Hay que recordar que Cid llegó en libertad a esta instancia, condición en la que se mantuvo todo el año pasado. Con él también fue acusado Oscar Hernán Castillo (27), a quien le dictaron la rebeldía por no presentarse a la audiencia preliminar. Por eso se resolvió elevar la causa a juicio solo por Cid.

LOS TESTIGOS
En la primera jornada de debate declararon seis testigos, entre ellos la pareja de la víctima, Jorge Armando Cid. La mujer padece alcoholismo crónico, tiene dificultades para expresarse y una disminución en la visión que no le permite lograr continuidad en la lectura. Al menos así quedó demostrado ayer cuando a pedido de la defensa se le hizo leer dos renglones de lo que fue su declaración durante las primeras horas posteriores al hecho, algo que se cuestionó por no haber contado con el contralor de la defensa.
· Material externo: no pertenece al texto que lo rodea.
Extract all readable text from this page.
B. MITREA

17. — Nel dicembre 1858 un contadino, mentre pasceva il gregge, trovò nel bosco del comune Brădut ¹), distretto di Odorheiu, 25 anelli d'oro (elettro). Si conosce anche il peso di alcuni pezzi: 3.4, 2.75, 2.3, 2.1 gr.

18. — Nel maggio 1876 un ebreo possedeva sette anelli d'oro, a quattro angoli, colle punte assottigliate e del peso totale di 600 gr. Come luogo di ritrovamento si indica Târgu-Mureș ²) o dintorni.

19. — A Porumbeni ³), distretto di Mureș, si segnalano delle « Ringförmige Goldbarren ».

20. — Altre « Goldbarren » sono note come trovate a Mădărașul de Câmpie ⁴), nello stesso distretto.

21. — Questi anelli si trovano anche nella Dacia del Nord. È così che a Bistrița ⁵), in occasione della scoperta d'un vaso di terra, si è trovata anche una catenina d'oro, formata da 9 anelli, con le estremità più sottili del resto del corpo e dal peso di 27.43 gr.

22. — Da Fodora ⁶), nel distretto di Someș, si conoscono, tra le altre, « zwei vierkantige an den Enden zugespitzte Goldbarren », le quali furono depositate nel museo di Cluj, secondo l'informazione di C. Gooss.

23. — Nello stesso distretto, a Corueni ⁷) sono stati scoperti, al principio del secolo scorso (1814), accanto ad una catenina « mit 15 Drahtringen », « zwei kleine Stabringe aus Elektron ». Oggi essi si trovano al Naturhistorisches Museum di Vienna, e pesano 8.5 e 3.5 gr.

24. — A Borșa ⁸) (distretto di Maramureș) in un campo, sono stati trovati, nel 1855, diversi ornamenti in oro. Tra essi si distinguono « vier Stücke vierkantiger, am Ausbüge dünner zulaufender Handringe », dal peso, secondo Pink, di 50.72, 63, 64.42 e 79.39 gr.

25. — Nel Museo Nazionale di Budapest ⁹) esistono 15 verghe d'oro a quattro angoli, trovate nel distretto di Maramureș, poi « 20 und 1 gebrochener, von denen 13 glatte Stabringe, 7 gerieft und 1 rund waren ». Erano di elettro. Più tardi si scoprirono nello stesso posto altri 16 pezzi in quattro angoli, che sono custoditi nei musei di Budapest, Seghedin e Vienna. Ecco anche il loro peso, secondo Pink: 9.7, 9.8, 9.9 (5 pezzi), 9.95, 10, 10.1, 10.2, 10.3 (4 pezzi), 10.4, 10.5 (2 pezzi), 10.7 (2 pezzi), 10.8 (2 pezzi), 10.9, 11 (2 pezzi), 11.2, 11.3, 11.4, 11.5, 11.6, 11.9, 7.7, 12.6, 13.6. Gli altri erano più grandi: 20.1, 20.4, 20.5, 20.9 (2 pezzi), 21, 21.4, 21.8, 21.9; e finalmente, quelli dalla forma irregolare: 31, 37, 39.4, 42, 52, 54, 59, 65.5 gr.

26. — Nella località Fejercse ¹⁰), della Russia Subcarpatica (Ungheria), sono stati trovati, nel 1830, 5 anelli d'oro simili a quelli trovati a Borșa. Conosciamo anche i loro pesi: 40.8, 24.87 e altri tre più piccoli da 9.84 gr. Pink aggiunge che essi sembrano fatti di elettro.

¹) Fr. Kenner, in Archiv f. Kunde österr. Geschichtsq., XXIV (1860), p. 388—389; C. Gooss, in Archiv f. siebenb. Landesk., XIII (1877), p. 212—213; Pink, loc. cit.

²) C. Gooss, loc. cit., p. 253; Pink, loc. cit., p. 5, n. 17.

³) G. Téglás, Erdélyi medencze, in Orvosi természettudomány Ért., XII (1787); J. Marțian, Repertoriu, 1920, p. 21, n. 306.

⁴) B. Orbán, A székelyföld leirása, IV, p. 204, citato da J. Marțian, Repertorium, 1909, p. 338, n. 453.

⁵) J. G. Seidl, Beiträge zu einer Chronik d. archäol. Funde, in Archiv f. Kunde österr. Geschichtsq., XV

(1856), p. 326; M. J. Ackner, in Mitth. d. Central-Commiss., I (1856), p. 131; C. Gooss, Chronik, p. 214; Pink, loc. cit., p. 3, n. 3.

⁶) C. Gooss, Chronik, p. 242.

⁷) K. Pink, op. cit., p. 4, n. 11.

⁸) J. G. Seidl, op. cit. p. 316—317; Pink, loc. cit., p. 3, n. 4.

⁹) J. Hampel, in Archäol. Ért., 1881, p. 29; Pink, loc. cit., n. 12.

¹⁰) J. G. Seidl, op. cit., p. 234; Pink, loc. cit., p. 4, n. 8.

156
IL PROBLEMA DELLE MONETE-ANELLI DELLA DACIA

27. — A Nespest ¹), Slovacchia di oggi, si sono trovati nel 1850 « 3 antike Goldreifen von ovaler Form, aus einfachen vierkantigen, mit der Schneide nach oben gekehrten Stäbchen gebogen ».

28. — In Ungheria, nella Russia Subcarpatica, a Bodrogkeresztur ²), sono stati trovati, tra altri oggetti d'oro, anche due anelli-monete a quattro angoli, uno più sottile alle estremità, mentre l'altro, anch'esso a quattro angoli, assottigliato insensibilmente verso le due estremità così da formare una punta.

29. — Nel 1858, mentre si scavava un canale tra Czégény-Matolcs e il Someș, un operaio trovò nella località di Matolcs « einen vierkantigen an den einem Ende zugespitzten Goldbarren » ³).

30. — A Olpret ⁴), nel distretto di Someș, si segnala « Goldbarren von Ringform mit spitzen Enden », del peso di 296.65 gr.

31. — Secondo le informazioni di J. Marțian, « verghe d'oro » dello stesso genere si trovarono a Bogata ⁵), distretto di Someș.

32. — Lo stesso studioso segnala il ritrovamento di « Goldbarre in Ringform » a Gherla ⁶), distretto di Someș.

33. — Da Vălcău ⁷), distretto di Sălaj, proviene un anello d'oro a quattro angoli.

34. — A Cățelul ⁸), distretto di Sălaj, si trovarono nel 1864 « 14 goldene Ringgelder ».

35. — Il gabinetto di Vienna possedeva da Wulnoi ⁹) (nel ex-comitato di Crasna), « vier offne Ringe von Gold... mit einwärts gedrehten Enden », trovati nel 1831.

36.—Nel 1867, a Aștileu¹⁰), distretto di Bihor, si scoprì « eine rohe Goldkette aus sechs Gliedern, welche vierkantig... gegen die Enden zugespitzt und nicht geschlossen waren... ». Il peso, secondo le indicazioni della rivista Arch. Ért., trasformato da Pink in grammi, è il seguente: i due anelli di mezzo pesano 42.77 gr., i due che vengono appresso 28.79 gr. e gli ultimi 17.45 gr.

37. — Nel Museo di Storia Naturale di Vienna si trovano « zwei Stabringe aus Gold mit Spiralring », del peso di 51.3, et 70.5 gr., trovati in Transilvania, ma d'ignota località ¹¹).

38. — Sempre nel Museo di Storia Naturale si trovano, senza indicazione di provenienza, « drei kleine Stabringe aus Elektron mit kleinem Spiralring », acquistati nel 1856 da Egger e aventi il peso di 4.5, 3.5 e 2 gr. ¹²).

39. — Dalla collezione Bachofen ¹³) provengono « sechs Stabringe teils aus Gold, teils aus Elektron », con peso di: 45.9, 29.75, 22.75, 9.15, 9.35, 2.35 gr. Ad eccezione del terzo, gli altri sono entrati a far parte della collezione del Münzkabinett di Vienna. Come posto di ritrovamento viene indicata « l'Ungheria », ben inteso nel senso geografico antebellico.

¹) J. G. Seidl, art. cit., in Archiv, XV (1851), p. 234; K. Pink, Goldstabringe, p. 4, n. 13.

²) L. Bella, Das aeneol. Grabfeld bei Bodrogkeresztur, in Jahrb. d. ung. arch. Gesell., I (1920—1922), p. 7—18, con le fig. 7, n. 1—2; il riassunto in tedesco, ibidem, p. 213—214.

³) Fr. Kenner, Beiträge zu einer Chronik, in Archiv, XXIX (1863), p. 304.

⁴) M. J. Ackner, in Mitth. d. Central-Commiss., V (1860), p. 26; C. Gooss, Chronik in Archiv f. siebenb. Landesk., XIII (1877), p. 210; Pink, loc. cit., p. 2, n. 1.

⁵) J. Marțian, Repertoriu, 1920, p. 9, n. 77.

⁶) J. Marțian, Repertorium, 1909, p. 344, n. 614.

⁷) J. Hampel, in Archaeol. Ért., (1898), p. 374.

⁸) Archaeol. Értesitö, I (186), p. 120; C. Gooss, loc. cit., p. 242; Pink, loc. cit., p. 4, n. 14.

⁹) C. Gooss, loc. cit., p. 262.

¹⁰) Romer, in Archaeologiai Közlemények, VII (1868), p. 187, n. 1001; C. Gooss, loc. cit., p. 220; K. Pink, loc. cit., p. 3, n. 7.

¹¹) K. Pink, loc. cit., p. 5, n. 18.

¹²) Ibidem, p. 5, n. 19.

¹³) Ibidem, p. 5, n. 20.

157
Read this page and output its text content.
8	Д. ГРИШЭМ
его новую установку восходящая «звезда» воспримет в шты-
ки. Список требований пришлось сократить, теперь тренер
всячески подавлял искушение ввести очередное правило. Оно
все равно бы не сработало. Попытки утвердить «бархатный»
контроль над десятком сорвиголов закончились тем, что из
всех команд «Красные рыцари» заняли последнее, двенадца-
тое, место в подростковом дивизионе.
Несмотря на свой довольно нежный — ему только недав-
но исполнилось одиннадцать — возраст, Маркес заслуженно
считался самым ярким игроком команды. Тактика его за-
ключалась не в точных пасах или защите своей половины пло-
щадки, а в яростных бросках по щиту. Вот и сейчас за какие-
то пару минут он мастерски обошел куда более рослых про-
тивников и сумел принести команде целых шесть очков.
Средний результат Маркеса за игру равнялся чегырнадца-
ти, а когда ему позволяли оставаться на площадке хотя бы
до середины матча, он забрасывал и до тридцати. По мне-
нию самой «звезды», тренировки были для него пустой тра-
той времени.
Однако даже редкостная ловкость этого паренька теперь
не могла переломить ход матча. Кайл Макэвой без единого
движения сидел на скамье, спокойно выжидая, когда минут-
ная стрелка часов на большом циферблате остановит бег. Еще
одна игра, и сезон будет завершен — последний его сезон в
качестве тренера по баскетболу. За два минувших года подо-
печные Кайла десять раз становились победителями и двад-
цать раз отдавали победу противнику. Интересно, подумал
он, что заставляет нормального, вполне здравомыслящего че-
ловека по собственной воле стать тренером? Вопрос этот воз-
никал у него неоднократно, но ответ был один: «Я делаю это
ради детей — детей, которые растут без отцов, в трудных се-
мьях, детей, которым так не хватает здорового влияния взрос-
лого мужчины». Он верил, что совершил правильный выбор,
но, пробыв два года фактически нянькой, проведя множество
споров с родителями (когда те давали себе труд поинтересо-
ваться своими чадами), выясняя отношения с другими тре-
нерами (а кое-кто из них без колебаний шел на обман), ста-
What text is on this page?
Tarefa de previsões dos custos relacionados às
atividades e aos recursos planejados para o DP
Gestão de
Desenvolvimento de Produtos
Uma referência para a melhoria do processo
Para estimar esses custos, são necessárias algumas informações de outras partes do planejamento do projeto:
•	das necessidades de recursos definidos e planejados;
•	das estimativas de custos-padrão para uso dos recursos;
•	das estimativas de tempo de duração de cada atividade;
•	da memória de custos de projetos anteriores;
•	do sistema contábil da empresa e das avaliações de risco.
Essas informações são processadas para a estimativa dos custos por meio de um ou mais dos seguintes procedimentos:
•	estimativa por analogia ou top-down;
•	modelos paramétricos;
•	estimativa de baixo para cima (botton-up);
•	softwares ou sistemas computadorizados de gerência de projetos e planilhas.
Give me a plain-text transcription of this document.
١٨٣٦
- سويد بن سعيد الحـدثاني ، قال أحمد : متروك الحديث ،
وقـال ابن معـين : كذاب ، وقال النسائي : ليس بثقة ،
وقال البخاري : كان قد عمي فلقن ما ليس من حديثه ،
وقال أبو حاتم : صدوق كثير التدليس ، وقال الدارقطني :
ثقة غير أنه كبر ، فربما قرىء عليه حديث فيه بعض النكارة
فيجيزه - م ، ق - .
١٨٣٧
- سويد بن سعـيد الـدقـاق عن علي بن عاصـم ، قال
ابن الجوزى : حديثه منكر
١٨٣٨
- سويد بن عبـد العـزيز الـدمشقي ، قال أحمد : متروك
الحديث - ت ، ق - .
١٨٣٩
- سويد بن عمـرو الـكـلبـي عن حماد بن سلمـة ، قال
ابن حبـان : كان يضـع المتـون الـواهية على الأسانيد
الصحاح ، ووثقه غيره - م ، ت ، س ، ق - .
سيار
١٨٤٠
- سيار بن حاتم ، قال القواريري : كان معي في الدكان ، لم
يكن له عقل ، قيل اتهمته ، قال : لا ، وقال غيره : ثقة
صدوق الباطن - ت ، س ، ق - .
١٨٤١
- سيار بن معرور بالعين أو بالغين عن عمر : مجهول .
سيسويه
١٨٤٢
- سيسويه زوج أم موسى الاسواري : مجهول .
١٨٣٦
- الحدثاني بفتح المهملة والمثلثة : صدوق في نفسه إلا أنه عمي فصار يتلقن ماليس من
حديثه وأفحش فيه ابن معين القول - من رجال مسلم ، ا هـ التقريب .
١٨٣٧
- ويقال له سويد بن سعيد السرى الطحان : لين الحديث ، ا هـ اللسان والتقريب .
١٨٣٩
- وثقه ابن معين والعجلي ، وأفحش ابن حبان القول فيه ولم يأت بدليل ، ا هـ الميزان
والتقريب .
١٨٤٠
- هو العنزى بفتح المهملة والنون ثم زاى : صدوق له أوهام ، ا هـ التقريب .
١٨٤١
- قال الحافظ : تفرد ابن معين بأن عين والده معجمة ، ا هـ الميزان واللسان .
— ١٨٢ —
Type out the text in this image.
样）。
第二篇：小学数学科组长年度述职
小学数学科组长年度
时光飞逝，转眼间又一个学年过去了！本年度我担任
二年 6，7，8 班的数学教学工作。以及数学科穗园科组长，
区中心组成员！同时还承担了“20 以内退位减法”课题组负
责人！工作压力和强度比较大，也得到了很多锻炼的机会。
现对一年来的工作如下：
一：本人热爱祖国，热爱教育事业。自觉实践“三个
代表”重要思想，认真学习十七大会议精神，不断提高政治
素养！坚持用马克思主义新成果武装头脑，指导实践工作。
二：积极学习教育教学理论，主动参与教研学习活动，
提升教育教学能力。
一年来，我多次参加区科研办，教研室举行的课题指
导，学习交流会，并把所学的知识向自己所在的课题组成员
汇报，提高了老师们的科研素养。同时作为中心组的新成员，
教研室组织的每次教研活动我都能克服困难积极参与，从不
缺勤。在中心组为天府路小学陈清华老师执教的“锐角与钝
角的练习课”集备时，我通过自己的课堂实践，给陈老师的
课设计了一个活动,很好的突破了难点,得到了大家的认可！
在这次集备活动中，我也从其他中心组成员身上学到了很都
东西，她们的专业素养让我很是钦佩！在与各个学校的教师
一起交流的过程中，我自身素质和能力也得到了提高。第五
De su testimonio se destacó que pudo escuchar una discusión que se transformó en una pelea, aunque afirmó que no pudo ver a las personas que le pegaron a su marido.
Los demás testigos que se presentaron al debate fueron policías que actuaron en el procedimiento y profesionales médicos que se convocaron para etapas específicas de la investigación, entre ellos un oficial de Criminalística que a través de una edición fotográfica de la escena criminal explicó su labor.
En las imágenes se pudo observar un enorme charco de sangre en el suelo. La sangre salía de la cabeza de la víctima, quien estaba recostado en el pasillo que conecta las habitaciones y el baño. En la pared también se observaron las marcas hemáticas y el perito consideró que las mismas llegaron allí por los golpes que recibió en la cabeza.
A todo esto, la esposa de la víctima declaró oportunamente que ella se levantó cerca de las 14 y encontró a su marido tirado en el suelo, aunque creyó que estaba durmiendo. Por tal motivo lo tapó con una manta y se fue a trabajar. Recién cuando volvió se dio cuenta de que estaba muerto. Lo curioso es que no haya advertido en enorme charco que dejó la sangre que emanó de su cabeza, lo cual era tan grande como el cuerpo mismo que yacía en el suelo.
El debate continuará hoy, ocasión en la que se buscará agotar la incorporación de prueba testimonial y documental, dejando para mañana los alegatos.